The film Krasinski and Michael Bay both served as producers on the film and were both in attendance to lend their support for Sarnoski.
“They were they were both so sweet and so supportive of it, and they gave me some beautiful congratulations,” Sarnoski said. “It’s really fun talking to someone like Michael Bay, who you think of as making these huge movies and is untouchable. Then he’s pointing out these like subtleties of the movie and lens choices. He was very sweet and intelligent about the way he approached that stuff.”
Krasinski and Bay weren’t the only ones dishing out advice to their colleagues. Nyong’o shared some words of wisdom with Quinn about joining the Marvel Cinematic Universe. She played Nakia in Marvel’s “Black Panther” movies, while Quinn is set to star as Johnny Storm (aka the Human Torch) in “The Fantastic Four,” which is scheduled to begin filming later this year.
“She told me that it was an experience that I could very much look forward to…” Quinn began, getting briefly distracted by Nyong’o’s shimmering arrival to the black carpet. (“Doesn’t she look gorgeous?” he remarked, interrupting himself.) “She told me to be open-minded and just to commit very hard.”
It’s just the first of many Marvel connections for Quinn, who also stars in Paramount’s upcoming “Gladiator 2,” the trailer for which is rumored to debut attached to Marvel’s “Deadpool & Wolverine.”

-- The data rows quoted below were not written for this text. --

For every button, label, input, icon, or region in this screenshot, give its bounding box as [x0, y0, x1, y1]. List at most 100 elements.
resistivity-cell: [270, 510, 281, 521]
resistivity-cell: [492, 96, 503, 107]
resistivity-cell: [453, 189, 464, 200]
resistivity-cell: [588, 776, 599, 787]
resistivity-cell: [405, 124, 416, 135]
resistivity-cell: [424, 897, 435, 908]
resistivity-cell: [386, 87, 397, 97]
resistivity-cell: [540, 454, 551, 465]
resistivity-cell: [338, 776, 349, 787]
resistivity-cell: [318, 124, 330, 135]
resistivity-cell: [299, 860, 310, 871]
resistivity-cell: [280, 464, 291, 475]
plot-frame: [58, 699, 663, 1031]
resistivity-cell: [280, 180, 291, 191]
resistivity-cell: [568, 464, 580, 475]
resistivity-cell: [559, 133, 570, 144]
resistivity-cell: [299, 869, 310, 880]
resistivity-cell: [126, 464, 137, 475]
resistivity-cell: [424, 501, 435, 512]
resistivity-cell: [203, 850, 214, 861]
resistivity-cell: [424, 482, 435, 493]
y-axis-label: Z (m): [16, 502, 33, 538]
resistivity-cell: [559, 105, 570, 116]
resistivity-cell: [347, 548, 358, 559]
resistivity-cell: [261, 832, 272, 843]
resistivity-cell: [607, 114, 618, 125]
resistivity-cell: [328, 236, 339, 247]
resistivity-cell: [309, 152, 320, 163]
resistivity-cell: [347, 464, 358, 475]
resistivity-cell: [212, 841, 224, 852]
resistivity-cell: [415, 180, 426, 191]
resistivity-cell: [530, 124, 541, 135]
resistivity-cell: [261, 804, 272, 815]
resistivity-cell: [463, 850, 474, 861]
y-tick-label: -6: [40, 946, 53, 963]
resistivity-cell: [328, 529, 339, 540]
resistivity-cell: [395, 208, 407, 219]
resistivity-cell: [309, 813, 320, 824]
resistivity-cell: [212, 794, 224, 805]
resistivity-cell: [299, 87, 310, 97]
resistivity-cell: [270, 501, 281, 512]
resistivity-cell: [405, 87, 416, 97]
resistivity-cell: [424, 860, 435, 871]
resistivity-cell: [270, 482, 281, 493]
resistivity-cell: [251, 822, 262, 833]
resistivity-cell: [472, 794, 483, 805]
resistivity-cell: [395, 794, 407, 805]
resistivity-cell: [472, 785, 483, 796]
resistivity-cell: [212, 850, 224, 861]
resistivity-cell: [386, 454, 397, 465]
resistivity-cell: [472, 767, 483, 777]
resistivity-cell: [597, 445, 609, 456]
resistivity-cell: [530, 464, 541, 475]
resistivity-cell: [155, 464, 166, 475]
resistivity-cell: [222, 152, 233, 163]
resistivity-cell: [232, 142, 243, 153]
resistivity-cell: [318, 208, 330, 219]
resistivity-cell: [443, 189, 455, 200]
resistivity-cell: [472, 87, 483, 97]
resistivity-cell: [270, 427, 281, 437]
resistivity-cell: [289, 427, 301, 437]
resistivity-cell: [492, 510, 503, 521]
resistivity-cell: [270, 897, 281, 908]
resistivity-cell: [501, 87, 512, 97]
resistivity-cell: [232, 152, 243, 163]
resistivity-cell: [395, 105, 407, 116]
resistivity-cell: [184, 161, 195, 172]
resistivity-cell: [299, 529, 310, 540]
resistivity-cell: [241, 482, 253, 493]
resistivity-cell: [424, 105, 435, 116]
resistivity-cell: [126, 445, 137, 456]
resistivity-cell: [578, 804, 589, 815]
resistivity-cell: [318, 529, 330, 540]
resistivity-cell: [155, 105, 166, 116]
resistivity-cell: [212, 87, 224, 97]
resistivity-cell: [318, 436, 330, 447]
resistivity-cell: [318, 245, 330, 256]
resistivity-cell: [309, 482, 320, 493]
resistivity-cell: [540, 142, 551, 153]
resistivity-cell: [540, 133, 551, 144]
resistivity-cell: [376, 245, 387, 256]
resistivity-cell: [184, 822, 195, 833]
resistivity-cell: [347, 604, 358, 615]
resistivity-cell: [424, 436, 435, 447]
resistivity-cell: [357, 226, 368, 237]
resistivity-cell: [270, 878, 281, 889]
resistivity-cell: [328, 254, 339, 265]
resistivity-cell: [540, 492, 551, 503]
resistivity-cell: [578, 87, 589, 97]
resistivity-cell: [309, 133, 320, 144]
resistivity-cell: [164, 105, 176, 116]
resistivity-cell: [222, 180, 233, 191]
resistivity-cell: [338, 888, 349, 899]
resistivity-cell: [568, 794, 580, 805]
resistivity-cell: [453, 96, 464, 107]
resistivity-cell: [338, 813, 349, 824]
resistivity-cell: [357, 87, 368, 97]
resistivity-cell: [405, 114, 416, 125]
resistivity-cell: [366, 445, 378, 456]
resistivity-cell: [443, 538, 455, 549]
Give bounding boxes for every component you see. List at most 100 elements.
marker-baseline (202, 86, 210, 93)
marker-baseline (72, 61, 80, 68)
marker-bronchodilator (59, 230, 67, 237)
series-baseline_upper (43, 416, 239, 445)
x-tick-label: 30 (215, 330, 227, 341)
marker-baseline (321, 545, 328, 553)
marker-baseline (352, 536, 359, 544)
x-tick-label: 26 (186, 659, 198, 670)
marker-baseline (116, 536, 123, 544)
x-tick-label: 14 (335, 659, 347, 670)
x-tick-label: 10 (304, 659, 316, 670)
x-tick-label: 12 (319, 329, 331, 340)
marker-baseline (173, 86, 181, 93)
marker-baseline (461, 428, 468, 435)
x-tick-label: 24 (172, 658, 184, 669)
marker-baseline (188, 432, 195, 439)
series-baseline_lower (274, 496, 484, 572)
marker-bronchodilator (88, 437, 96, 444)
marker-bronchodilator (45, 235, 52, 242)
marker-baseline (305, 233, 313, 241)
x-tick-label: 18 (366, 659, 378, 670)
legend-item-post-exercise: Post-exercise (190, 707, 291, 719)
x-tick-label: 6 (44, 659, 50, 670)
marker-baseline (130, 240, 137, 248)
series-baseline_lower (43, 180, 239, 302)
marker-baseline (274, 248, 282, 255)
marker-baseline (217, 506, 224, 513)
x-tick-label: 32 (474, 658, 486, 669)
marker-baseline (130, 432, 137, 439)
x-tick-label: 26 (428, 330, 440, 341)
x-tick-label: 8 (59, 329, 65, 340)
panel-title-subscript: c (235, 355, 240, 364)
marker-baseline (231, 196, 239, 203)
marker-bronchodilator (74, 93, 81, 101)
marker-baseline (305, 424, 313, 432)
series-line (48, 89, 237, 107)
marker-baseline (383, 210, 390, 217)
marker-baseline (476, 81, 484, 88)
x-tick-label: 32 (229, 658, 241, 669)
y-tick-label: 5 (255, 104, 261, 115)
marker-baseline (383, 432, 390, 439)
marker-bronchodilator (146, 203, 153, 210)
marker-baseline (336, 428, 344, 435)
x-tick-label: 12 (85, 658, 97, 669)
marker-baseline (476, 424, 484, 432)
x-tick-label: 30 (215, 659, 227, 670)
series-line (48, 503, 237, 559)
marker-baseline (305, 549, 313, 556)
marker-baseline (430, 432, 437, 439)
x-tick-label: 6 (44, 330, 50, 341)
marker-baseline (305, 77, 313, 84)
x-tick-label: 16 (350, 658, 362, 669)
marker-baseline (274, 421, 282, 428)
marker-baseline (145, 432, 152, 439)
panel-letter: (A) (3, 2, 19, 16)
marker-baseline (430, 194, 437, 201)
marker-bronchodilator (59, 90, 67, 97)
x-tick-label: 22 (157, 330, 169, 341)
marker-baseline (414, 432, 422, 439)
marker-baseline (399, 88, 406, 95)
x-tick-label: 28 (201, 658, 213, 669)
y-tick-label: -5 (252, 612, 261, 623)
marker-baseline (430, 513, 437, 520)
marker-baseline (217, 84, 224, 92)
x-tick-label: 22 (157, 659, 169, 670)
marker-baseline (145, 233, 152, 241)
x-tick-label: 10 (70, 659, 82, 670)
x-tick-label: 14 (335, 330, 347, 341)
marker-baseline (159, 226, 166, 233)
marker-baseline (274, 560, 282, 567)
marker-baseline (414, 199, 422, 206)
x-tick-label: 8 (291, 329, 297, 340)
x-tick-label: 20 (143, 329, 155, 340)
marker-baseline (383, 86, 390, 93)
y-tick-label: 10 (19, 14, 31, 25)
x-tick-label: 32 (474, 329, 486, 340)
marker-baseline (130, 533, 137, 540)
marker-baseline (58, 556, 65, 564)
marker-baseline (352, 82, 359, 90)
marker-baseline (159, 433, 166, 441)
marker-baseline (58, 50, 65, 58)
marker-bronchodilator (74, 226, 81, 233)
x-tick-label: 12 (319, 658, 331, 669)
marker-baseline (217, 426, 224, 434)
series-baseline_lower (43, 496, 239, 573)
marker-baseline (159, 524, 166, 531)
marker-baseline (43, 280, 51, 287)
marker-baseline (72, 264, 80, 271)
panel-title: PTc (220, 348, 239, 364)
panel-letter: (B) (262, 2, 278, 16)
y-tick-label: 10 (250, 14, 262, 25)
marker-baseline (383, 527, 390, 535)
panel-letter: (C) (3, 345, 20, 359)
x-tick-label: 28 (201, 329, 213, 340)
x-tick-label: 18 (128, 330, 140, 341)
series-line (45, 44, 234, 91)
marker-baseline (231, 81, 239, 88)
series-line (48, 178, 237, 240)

“I haven’t seen a cut of it,” teased Quinn, who plays Emperor Caracalla in Ridley Scott’s Roman epic. “I’ve seen little moments of footage, and it looks like everything that you could possibly want. It’s paying homage to the first film, but very much making it’s its own thing. There’s some fantastic performances in it. And I’m very much looking forward to people seeing it — if not a little nervous about it.”